Mitochondrial tRNA Pro mutation

The T15972C mutation is found at the D-loop domain of tRNA Pro. There are several reports of this area as A15965G mutation in Parkinson’s disease (37), C15975T in late-onset ataxia, retinitis pigmentosa, deafness, leukoencephalopathy and complex I deficiency (39), C15990T in myopathies (40), G15995A in cystic fibrosis (41) and T16002C as a novel mutation (42). However, T15972C is seen in 1 woman with RPL and is not reported yet.

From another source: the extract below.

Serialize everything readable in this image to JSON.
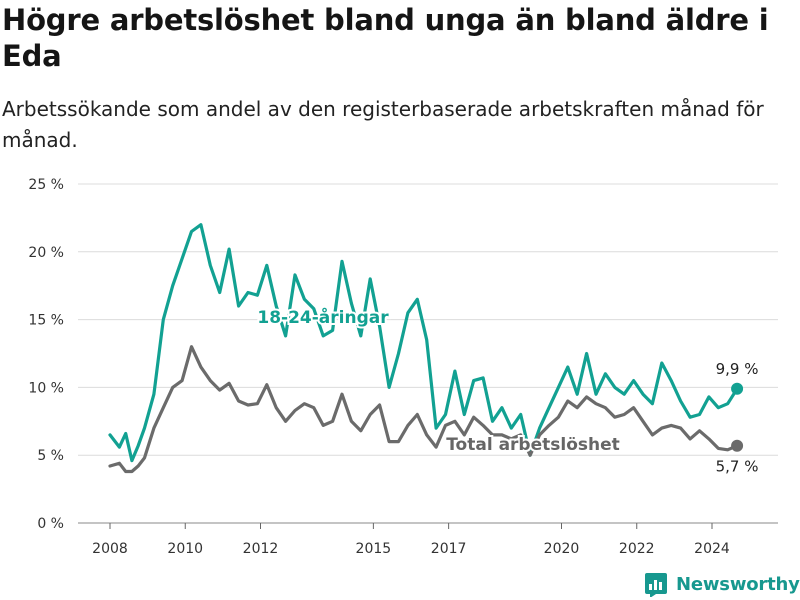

Two pathways for inducing the mtDNA including tRNA mutations are considerable. It is demonstrated that the disorder of mtDNA can be induced by the defects of nuclear DNA (43). Another promising pathway is associated with the reactive oxygen species (ROS). The mitochondrial genome is extremely susceptible to damages from continuous exposure to ROS. It has been suggested that the ROS is produced endogenously from mitochondrial respiratory chain and have been considered to be involved in the increased ratio of point mutant mtDNA (44). It is thought that the condition is probably induced by the inhibition of the repair system for ROS mediated damage to mtDNA, detoxification of ROS, or increase in ROS production and might be possible causes for tRNA point mutations of mtDNA. The various aspects of tRNAs function and the effect of their different mutations have been evaluated. Disease-related point mutations could potentially influence mitochondrial tRNA and affect their primary, secondary, and tertiary structure. It leads to protein synthesis defects and, in turn, mitochondrial dysfunction. Ultimately, these disturbances result in cellular dysfunction which is more important in cell proliferation and development. Embryo as a main material in protein synthesis and related functions can be more sensitive to these alterations leading to wastage.

Conclusion

Further study of an expanded series of these tRNA mutants is recommended in order to create a consensus or framework. It would permit the description of the cellular and phenotypic effects of tRNA mutations in related diseases. Because of difficulties to get aborted materials, it was focused on parents. More studies are necessary to clarify and show the primary or secondary role of tRNA mutations in embryonic development.

Acknowledgment

The authors would like to thanks IVF teams of Yazd Research and Clinical Centre for Infertility, the laboratory team of National Institute of Genetic Engineering and Biotechnology and also Yazd clinic of genetics for their collaboration in this study.